February 3, 2025
California Signals Rejection Of Trump’s School Choice Executive Order
Liz Sanders, the Director of Communications for the California Department of Education, said in a statement that the order issued by Trump is a violation of federal law
On Jan. 29, Donald Trump issued yet another executive order, his preferred method of bypassing Congress. The issue he was concerned about in this order seems to be school choice, and he titled it “Ending Racial Indoctrination In K-12 Schooling.”
According to The Bay Area Reporter, California state education officials, who have long been pro-public school education, responded by telling Trump the federal government cannot dictate what schools can and cannot teach.
Liz Sanders, the Director of Communications for the California Department of Education, told the outlet in a statement that Trump’s order violates federal law.
“President Trump signed an executive order today that does nothing but require the Secretary of Education to determine what federal education funds can legally be rescinded as a penalty for teaching curricula that President Trump finds objectionable. We can give the Trump Administration that answer right now: nothing,” Sanders stated. “It is against federal law for the White House to dictate what educators can and cannot teach by threatening to defund essential public services for students.”
Sanders continued, “School curriculum should not vacillate back and forth depending on the occupant of the White House, which is why federal law already prohibits the federal government from leveraging grants to mandate specific instructional content in schools.”
Trump’s executive order contains language that advocates eliminating “all federal funding or support for illegal and discriminatory treatment and indoctrination in K-12 schools, including based on gender ideology and discriminatory equity ideology and protecting parental rights,” taking a page out of the predominantly right-wing arguments in favor of school choice, which critics argue will have the long-term effect of gutting the public education system.
Although California opposes school choice, in Texas, Gov. Greg Abbott has engineered a hostile takeover, purging his party of those opposed to it. He has made it one of his emergency items for the 89th Texas Legislature to pass.
Despite this, individuals like Bob Popinksi, the Senior Director of Policy for Raise Your Hand Texas, oppose Abbott’s plans.

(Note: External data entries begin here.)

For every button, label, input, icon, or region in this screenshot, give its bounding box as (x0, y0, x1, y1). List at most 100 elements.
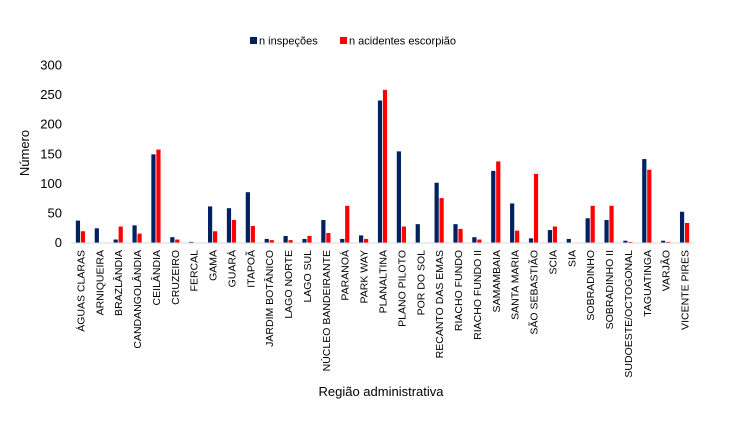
category-group (245, 192, 255, 243)
y-tick-label: 250 (40, 87, 62, 102)
category-group (604, 205, 614, 243)
bar-inspecoes (189, 241, 194, 243)
x-tick-label: TAGUATINGA (642, 250, 654, 317)
x-tick-label: CANDANGOLÂNDIA (131, 250, 144, 349)
category-group (207, 206, 218, 243)
bar-acidentes (647, 169, 652, 243)
category-group (359, 235, 369, 243)
x-tick-label: FERCAL (189, 250, 201, 292)
bar-acidentes (231, 220, 237, 243)
bar-inspecoes (566, 238, 571, 243)
x-tick-label: VARJÃO (660, 250, 673, 291)
bar-inspecoes (604, 220, 609, 243)
x-axis: ÁGUAS CLARAS ARNIQUEIRA BRAZLÂNDIA CANDANGO… (74, 250, 691, 378)
category-group (264, 238, 274, 243)
x-tick-label: RECANTO DAS EMAS (434, 250, 446, 358)
bar-inspecoes (396, 151, 401, 243)
bar-acidentes (515, 230, 520, 243)
category-group (415, 224, 420, 243)
bar-inspecoes (151, 154, 156, 243)
bar-acidentes (666, 241, 671, 243)
x-tick-label: LAGO NORTE (283, 250, 295, 319)
legend-swatch (340, 37, 347, 44)
bar-acidentes (288, 240, 293, 243)
category-group (510, 203, 520, 243)
legend-item: n inspeções (250, 36, 318, 48)
x-tick-label: PLANALTINA (378, 250, 390, 313)
bars (75, 89, 690, 243)
category-group (189, 241, 194, 243)
bar-acidentes (590, 205, 595, 243)
bar-inspecoes (547, 230, 553, 243)
bar-acidentes (382, 89, 388, 243)
x-tick-label: PARK WAY (359, 250, 371, 303)
category-group (396, 151, 406, 243)
y-tick-label: 100 (40, 176, 62, 191)
bar-acidentes (156, 149, 161, 243)
category-group (170, 237, 180, 243)
x-tick-label: SOBRADINHO II (604, 250, 616, 329)
y-tick-label: 200 (40, 117, 62, 132)
bar-acidentes (496, 161, 501, 243)
bar-acidentes (175, 239, 180, 243)
bar-inspecoes (377, 100, 383, 243)
x-axis-title: Região administrativa (318, 384, 444, 399)
bar-inspecoes (113, 239, 118, 243)
x-tick-label: ITAPOÃ (244, 250, 257, 288)
legend-swatch (250, 37, 257, 44)
bar-inspecoes (510, 203, 515, 243)
category-group (94, 228, 99, 243)
x-tick-label: PLANO PILOTO (396, 250, 408, 327)
bar-acidentes (628, 241, 633, 243)
x-tick-label: SIA (566, 250, 578, 267)
category-group (453, 224, 463, 243)
category-group (472, 237, 482, 243)
x-tick-label: CEILÂNDIA (150, 250, 163, 305)
category-group (491, 161, 501, 243)
legend-label: n acidentes escorpião (349, 36, 456, 48)
bar-inspecoes (207, 206, 213, 243)
bar-acidentes (345, 205, 350, 243)
bar-inspecoes (679, 211, 685, 243)
bar-inspecoes (226, 208, 232, 243)
category-group (661, 240, 671, 243)
bar-acidentes (609, 205, 614, 243)
bar-inspecoes (170, 237, 175, 243)
bar-acidentes (477, 239, 482, 243)
bar-acidentes (269, 240, 274, 243)
x-tick-label: BRAZLÂNDIA (112, 250, 125, 316)
x-tick-label: PARANOÁ (339, 250, 352, 301)
bar-inspecoes (359, 235, 364, 243)
bar-acidentes (364, 238, 369, 243)
category-group (226, 208, 237, 243)
bar-acidentes (250, 225, 255, 243)
y-axis-title: Número (17, 130, 32, 176)
bar-acidentes (80, 231, 86, 243)
x-tick-label: GAMA (208, 250, 220, 281)
x-tick-label: LAGO SUL (302, 250, 314, 303)
x-tick-label: POR DO SOL (415, 250, 427, 316)
x-tick-label: ARNIQUEIRA (94, 250, 106, 315)
category-group (528, 173, 539, 243)
bar-inspecoes (642, 159, 647, 243)
bar-acidentes (401, 226, 406, 243)
y-axis: 0 50 100 150 200 250 300 (40, 58, 62, 251)
bar-inspecoes (453, 224, 458, 243)
category-group (377, 89, 388, 243)
x-tick-label: RIACHO FUNDO II (472, 250, 484, 340)
legend: n inspeções n acidentes escorpião (250, 36, 456, 48)
bar-inspecoes (283, 235, 288, 243)
bar-inspecoes (245, 192, 250, 243)
y-tick-label: 300 (40, 58, 62, 73)
bar-inspecoes (132, 225, 137, 243)
bar-acidentes (552, 226, 558, 243)
category-group (642, 159, 652, 243)
category-group (75, 220, 86, 243)
bar-inspecoes (75, 220, 81, 243)
x-tick-label: CRUZEIRO (170, 250, 182, 305)
bar-inspecoes (472, 237, 477, 243)
x-tick-label: RIACHO FUNDO (453, 250, 465, 331)
category-group (585, 205, 595, 243)
bar-acidentes (533, 173, 539, 243)
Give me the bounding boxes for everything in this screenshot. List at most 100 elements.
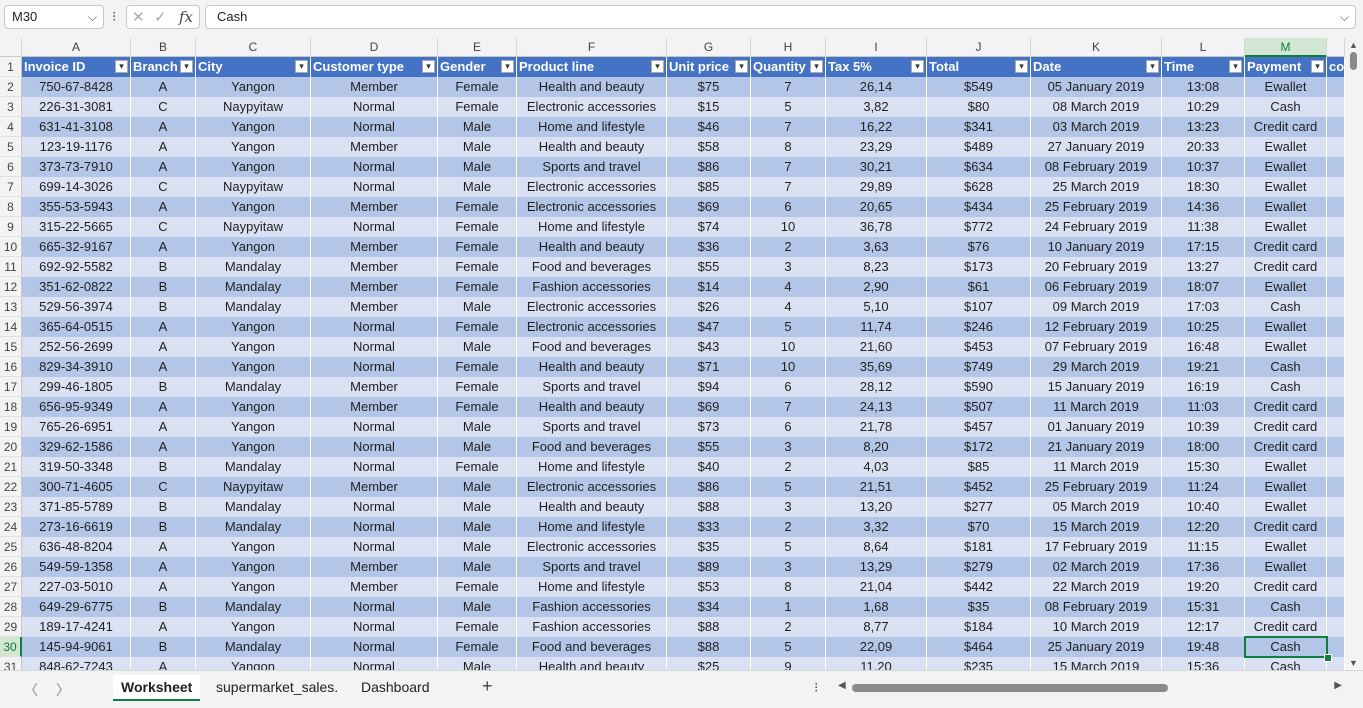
add-sheet-icon[interactable]: + bbox=[482, 676, 493, 696]
table-cell[interactable]: $590 bbox=[927, 377, 1031, 397]
table-cell[interactable]: 11:15 bbox=[1162, 537, 1245, 557]
table-cell[interactable]: 15:36 bbox=[1162, 657, 1245, 670]
fill-handle[interactable] bbox=[1324, 654, 1332, 662]
table-cell[interactable]: 01 January 2019 bbox=[1031, 417, 1162, 437]
table-cell[interactable]: C bbox=[131, 217, 196, 237]
table-cell[interactable]: 656-95-9349 bbox=[22, 397, 131, 417]
table-cell[interactable]: 299-46-1805 bbox=[22, 377, 131, 397]
table-cell[interactable]: B bbox=[131, 637, 196, 657]
table-cell[interactable]: Yangon bbox=[196, 117, 311, 137]
table-cell[interactable]: Credit card bbox=[1245, 617, 1327, 637]
filter-dropdown-icon[interactable]: ▾ bbox=[501, 60, 514, 73]
more-icon[interactable]: ⁝ bbox=[112, 8, 117, 24]
table-cell[interactable]: 18:07 bbox=[1162, 277, 1245, 297]
table-cell[interactable]: Credit card bbox=[1245, 577, 1327, 597]
table-cell[interactable]: A bbox=[131, 137, 196, 157]
table-cell[interactable]: 12 February 2019 bbox=[1031, 317, 1162, 337]
table-cell[interactable]: Female bbox=[438, 397, 517, 417]
table-cell[interactable]: 18:30 bbox=[1162, 177, 1245, 197]
table-cell[interactable]: 02 March 2019 bbox=[1031, 557, 1162, 577]
table-cell[interactable]: 14:36 bbox=[1162, 197, 1245, 217]
table-cell[interactable]: 15 March 2019 bbox=[1031, 517, 1162, 537]
table-cell[interactable]: B bbox=[131, 277, 196, 297]
table-cell[interactable]: 11 March 2019 bbox=[1031, 397, 1162, 417]
table-cell[interactable]: 8,77 bbox=[826, 617, 927, 637]
table-cell[interactable]: B bbox=[131, 597, 196, 617]
table-header-cell[interactable]: Payment ▾ bbox=[1245, 57, 1327, 77]
table-cell[interactable]: Male bbox=[438, 157, 517, 177]
table-cell[interactable]: Normal bbox=[311, 417, 438, 437]
row-number[interactable]: 15 bbox=[0, 337, 22, 357]
table-cell[interactable] bbox=[1327, 237, 1345, 257]
table-cell[interactable]: Ewallet bbox=[1245, 537, 1327, 557]
table-cell[interactable]: 21 January 2019 bbox=[1031, 437, 1162, 457]
table-cell[interactable]: Member bbox=[311, 277, 438, 297]
table-cell[interactable]: $15 bbox=[667, 97, 751, 117]
table-cell[interactable] bbox=[1327, 617, 1345, 637]
table-cell[interactable]: 15 March 2019 bbox=[1031, 657, 1162, 670]
table-cell[interactable]: 7 bbox=[751, 157, 826, 177]
table-cell[interactable]: $464 bbox=[927, 637, 1031, 657]
row-number[interactable]: 16 bbox=[0, 357, 22, 377]
table-cell[interactable]: Mandalay bbox=[196, 257, 311, 277]
table-cell[interactable]: 03 March 2019 bbox=[1031, 117, 1162, 137]
table-cell[interactable]: $71 bbox=[667, 357, 751, 377]
table-cell[interactable]: Credit card bbox=[1245, 117, 1327, 137]
more-icon[interactable]: ⁝ bbox=[814, 679, 819, 695]
table-cell[interactable] bbox=[1327, 197, 1345, 217]
table-cell[interactable]: 1 bbox=[751, 597, 826, 617]
table-cell[interactable]: Female bbox=[438, 217, 517, 237]
table-header-cell[interactable]: Branch ▾ bbox=[131, 57, 196, 77]
table-cell[interactable]: 5 bbox=[751, 477, 826, 497]
table-cell[interactable]: $33 bbox=[667, 517, 751, 537]
table-cell[interactable]: 7 bbox=[751, 177, 826, 197]
filter-dropdown-icon[interactable]: ▾ bbox=[422, 60, 435, 73]
table-cell[interactable]: Male bbox=[438, 417, 517, 437]
table-cell[interactable]: 371-85-5789 bbox=[22, 497, 131, 517]
table-cell[interactable]: Mandalay bbox=[196, 597, 311, 617]
table-cell[interactable]: $55 bbox=[667, 257, 751, 277]
table-cell[interactable]: Member bbox=[311, 557, 438, 577]
table-cell[interactable] bbox=[1327, 157, 1345, 177]
table-cell[interactable]: Credit card bbox=[1245, 417, 1327, 437]
table-cell[interactable]: $235 bbox=[927, 657, 1031, 670]
scroll-up-icon[interactable]: ▲ bbox=[1349, 40, 1358, 50]
table-cell[interactable]: A bbox=[131, 437, 196, 457]
table-cell[interactable]: Yangon bbox=[196, 197, 311, 217]
table-cell[interactable]: Male bbox=[438, 497, 517, 517]
row-number[interactable]: 23 bbox=[0, 497, 22, 517]
filter-dropdown-icon[interactable]: ▾ bbox=[1015, 60, 1028, 73]
filter-dropdown-icon[interactable]: ▾ bbox=[735, 60, 748, 73]
table-cell[interactable]: A bbox=[131, 197, 196, 217]
table-cell[interactable]: $489 bbox=[927, 137, 1031, 157]
table-cell[interactable]: Normal bbox=[311, 657, 438, 670]
table-cell[interactable]: Electronic accessories bbox=[517, 197, 667, 217]
table-cell[interactable]: 10 bbox=[751, 357, 826, 377]
table-cell[interactable]: $749 bbox=[927, 357, 1031, 377]
filter-dropdown-icon[interactable]: ▾ bbox=[1311, 60, 1324, 73]
table-cell[interactable]: $246 bbox=[927, 317, 1031, 337]
table-cell[interactable]: 17 February 2019 bbox=[1031, 537, 1162, 557]
table-cell[interactable]: Ewallet bbox=[1245, 337, 1327, 357]
table-cell[interactable]: 11:38 bbox=[1162, 217, 1245, 237]
table-cell[interactable]: Health and beauty bbox=[517, 497, 667, 517]
table-cell[interactable]: 365-64-0515 bbox=[22, 317, 131, 337]
table-cell[interactable]: A bbox=[131, 317, 196, 337]
table-cell[interactable]: 26,14 bbox=[826, 77, 927, 97]
table-cell[interactable]: 5 bbox=[751, 317, 826, 337]
row-number[interactable]: 31 bbox=[0, 657, 22, 670]
table-cell[interactable]: Credit card bbox=[1245, 397, 1327, 417]
table-cell[interactable]: Male bbox=[438, 137, 517, 157]
table-header-cell[interactable]: Unit price ▾ bbox=[667, 57, 751, 77]
column-header[interactable]: L bbox=[1162, 38, 1245, 57]
table-cell[interactable]: $86 bbox=[667, 157, 751, 177]
table-cell[interactable]: Yangon bbox=[196, 657, 311, 670]
table-cell[interactable]: 21,60 bbox=[826, 337, 927, 357]
row-number[interactable]: 9 bbox=[0, 217, 22, 237]
table-cell[interactable]: 227-03-5010 bbox=[22, 577, 131, 597]
table-cell[interactable]: Yangon bbox=[196, 397, 311, 417]
table-cell[interactable]: A bbox=[131, 157, 196, 177]
table-cell[interactable]: Home and lifestyle bbox=[517, 217, 667, 237]
table-cell[interactable]: Male bbox=[438, 557, 517, 577]
table-cell[interactable]: 13:27 bbox=[1162, 257, 1245, 277]
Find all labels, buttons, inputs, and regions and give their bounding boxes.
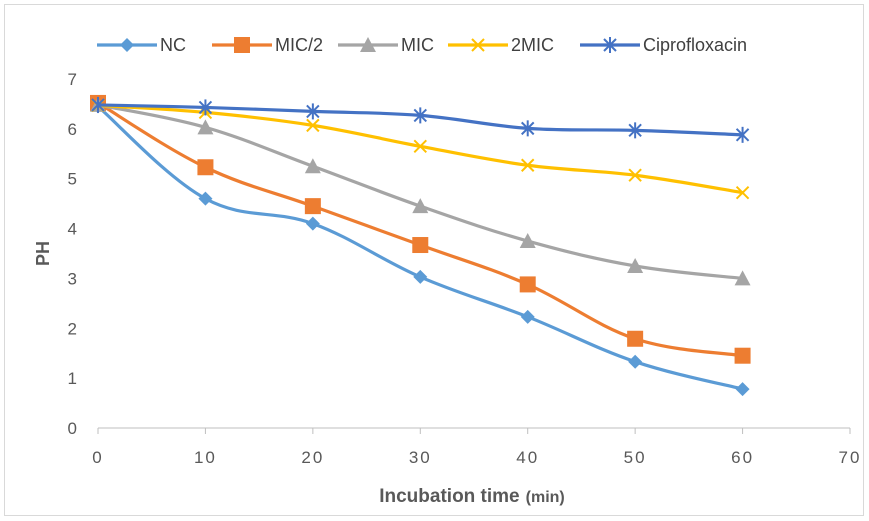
point-2mic-marker bbox=[735, 185, 750, 200]
series-mic-2 bbox=[90, 94, 751, 364]
point-2mic-marker bbox=[628, 168, 642, 182]
point-mic-2-marker bbox=[627, 330, 644, 347]
y-tick-label: 5 bbox=[68, 170, 77, 189]
x-tick-label: 70 bbox=[839, 448, 862, 467]
point-mic-marker bbox=[627, 257, 644, 273]
point-mic-2-marker bbox=[304, 198, 321, 215]
legend-label: MIC/2 bbox=[275, 35, 323, 55]
y-axis-title: PH bbox=[33, 241, 53, 266]
y-tick-label: 1 bbox=[68, 369, 77, 388]
legend-label: Ciprofloxacin bbox=[643, 35, 747, 55]
point-2mic-marker bbox=[521, 158, 535, 172]
x-tick-label: 10 bbox=[194, 448, 217, 467]
x-axis-title: Incubation time (min) bbox=[379, 486, 565, 507]
point-nc-marker bbox=[520, 309, 535, 324]
point-nc-marker bbox=[305, 216, 320, 231]
y-axis-ticks: 0 1 2 3 4 5 6 7 bbox=[68, 70, 77, 438]
legend-label: NC bbox=[160, 35, 186, 55]
point-mic-2-marker bbox=[519, 276, 536, 293]
x-tick-label: 40 bbox=[516, 448, 539, 467]
point-ciprofloxacin-marker bbox=[91, 96, 105, 113]
legend-2mic-marker bbox=[471, 38, 485, 52]
legend-item-2mic: 2MIC bbox=[448, 35, 554, 55]
legend-item-mic: MIC bbox=[338, 35, 434, 55]
point-mic-2-marker bbox=[734, 347, 751, 364]
point-mic-marker bbox=[304, 158, 321, 174]
point-2mic-marker bbox=[306, 118, 320, 133]
series-mic bbox=[90, 96, 751, 286]
legend-nc-marker bbox=[120, 38, 134, 52]
y-tick-label: 4 bbox=[68, 220, 77, 239]
x-axis-ticks: 0 10 20 30 40 50 60 70 bbox=[92, 428, 862, 467]
point-nc-marker bbox=[735, 382, 750, 397]
y-tick-label: 7 bbox=[68, 70, 77, 89]
chart-frame bbox=[4, 4, 864, 516]
point-ciprofloxacin-marker bbox=[628, 122, 642, 139]
y-tick-label: 2 bbox=[68, 319, 77, 338]
series-ciprofloxacin bbox=[91, 96, 750, 143]
x-tick-label: 30 bbox=[409, 448, 432, 467]
point-mic-2-marker bbox=[412, 237, 429, 254]
y-tick-label: 6 bbox=[68, 120, 77, 139]
y-tick-label: 0 bbox=[68, 419, 77, 438]
legend: NC MIC/2 MIC 2MIC Ciprofloxacin bbox=[97, 35, 747, 55]
point-mic-marker bbox=[519, 233, 536, 249]
point-nc-marker bbox=[198, 191, 213, 206]
legend-mic-2-marker bbox=[234, 37, 250, 53]
x-tick-label: 0 bbox=[92, 448, 103, 467]
point-ciprofloxacin-marker bbox=[306, 103, 320, 120]
point-2mic-marker bbox=[413, 139, 427, 154]
point-nc-marker bbox=[413, 269, 428, 284]
x-axis-title-main: Incubation time bbox=[379, 486, 519, 507]
series-line-mic-2 bbox=[96, 101, 745, 358]
point-ciprofloxacin-marker bbox=[413, 107, 427, 124]
legend-item-mic-2: MIC/2 bbox=[212, 35, 323, 55]
x-tick-label: 60 bbox=[731, 448, 754, 467]
legend-item-ciprofloxacin: Ciprofloxacin bbox=[580, 35, 747, 55]
point-mic-marker bbox=[734, 270, 751, 286]
point-ciprofloxacin-marker bbox=[198, 99, 213, 116]
point-mic-marker bbox=[197, 119, 214, 135]
x-tick-label: 50 bbox=[624, 448, 647, 467]
x-axis-title-unit: (min) bbox=[526, 489, 565, 506]
y-tick-label: 3 bbox=[68, 269, 77, 288]
legend-label: MIC bbox=[401, 35, 434, 55]
point-ciprofloxacin-marker bbox=[521, 120, 535, 137]
point-ciprofloxacin-marker bbox=[735, 126, 750, 143]
legend-item-nc: NC bbox=[97, 35, 186, 55]
legend-label: 2MIC bbox=[511, 35, 554, 55]
point-mic-2-marker bbox=[197, 159, 214, 176]
point-mic-marker bbox=[412, 198, 429, 214]
point-nc-marker bbox=[628, 354, 643, 369]
x-tick-label: 20 bbox=[301, 448, 324, 467]
legend-mic-marker bbox=[360, 37, 376, 52]
legend-ciprofloxacin-marker bbox=[603, 37, 617, 53]
series-group bbox=[90, 94, 751, 397]
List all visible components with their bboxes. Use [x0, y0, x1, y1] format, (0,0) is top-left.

As Popinksi told KCENTV in 2023, “Right now, we’re about $4,000 behind the national average per pupil funding. We’re in the bottom 10. So, before we even think about vouchers, we need to invest in our public schools. In Texas, we have about 300,000 private school students. If you were to multiply that by the $10,000 — that’s a $3 billion program right away. Money going towards private schools that aren’t held accountable for anything under our state’s laws.”
According to a 2021 Forbes op-ed from Raymond Pierce, the President and CEO of the Southern Education Foundation, school choice has its roots in the arguments of segregationists who wanted to ignore Brown v. Board of Education.
“Today, public schools educate a majority of the South’s (and the nation’s) African American students and students from low-income families. Across the board, those schools continue to face funding challenges, in part because of ongoing successful efforts to siphon public education funding into private schools,” Pierce argued.
He continued, “The truth is that voucher and tax credit programs structure choices to promote de facto segregation, contravene constitutional considerations, and threaten to dismantle hard-fought and socially beneficial historical progress. They represent a serious setback for universal free public education and the equality and equity goals it promotes.”